Abstract

To assess the effect of B cell depletion therapy (BCDT) on circulating T follicular helper (cTfh) and circulating T helper 17 (cTh17) cells and its relation to clinical improvement in patients with myasthenia gravis (MG). 28 anti-AchR positive MG patients treated with ofatumumab and 28 healthy controls (HCs) were included. Frequencies of cTfh and cTh17 cells were monitored by flow cytometry at baseline and 4, and 12 weeks after the initial dose ofatumumab. Serum cytokines associated with cTfh and cTh17, including IL-6, IL-21, and IL-17, were also analyzed. The frequency of cTfh and cTh17 significantly increased in MG patients compared with HCs. Additionally, elevated levels of both T-cell subsets correlated with MG severity.

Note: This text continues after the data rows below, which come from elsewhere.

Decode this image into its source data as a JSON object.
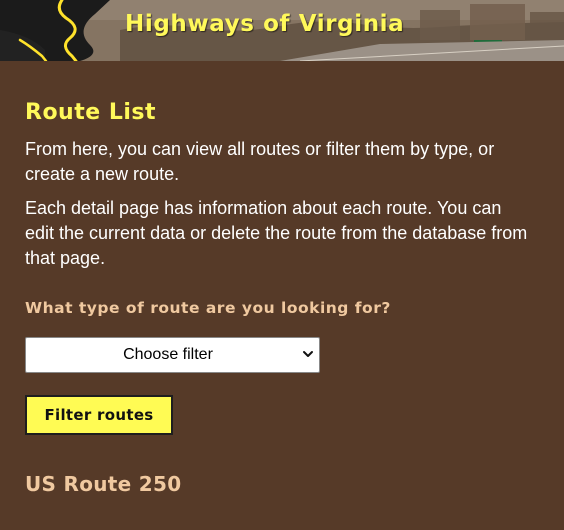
{
  "header": {
    "site_title": "Highways of Virginia"
  },
  "main": {
    "page_title": "Route List",
    "intro_1": "From here, you can view all routes or filter them by type, or create a new route.",
    "intro_2": "Each detail page has information about each route. You can edit the current data or delete the route from the database from that page.",
    "filter_question": "What type of route are you looking for?",
    "filter_select": {
      "selected": "Choose filter"
    },
    "filter_button_label": "Filter routes",
    "routes": [
      {
        "name": "US Route 250"
      }
    ]
  },
  "colors": {
    "background": "#563a28",
    "title_yellow": "#fff95a",
    "accent_tan": "#f0c9a0",
    "button_yellow": "#fffb54"
  }
}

During the follow-up, cTfh and cTh17 return to normal after BCDT. Furthermore, the decrease in cTfh and cTh17 was associated with MG scores improvement over time. Notably, cTfh- and cTh17-related cytokines, including IL-6, IL-21, and IL-17, exhibited a marked decrease following ofatumumab therapy. Abnormal expansion of cTfh and cTh17 cells may be key features in the immunopathology of MG. Their levels returned to normal after BCDT, which was closely correlated with clinical amelioration. This result suggests that these two T-cell subsets may be targets for BCDT treatment of MG.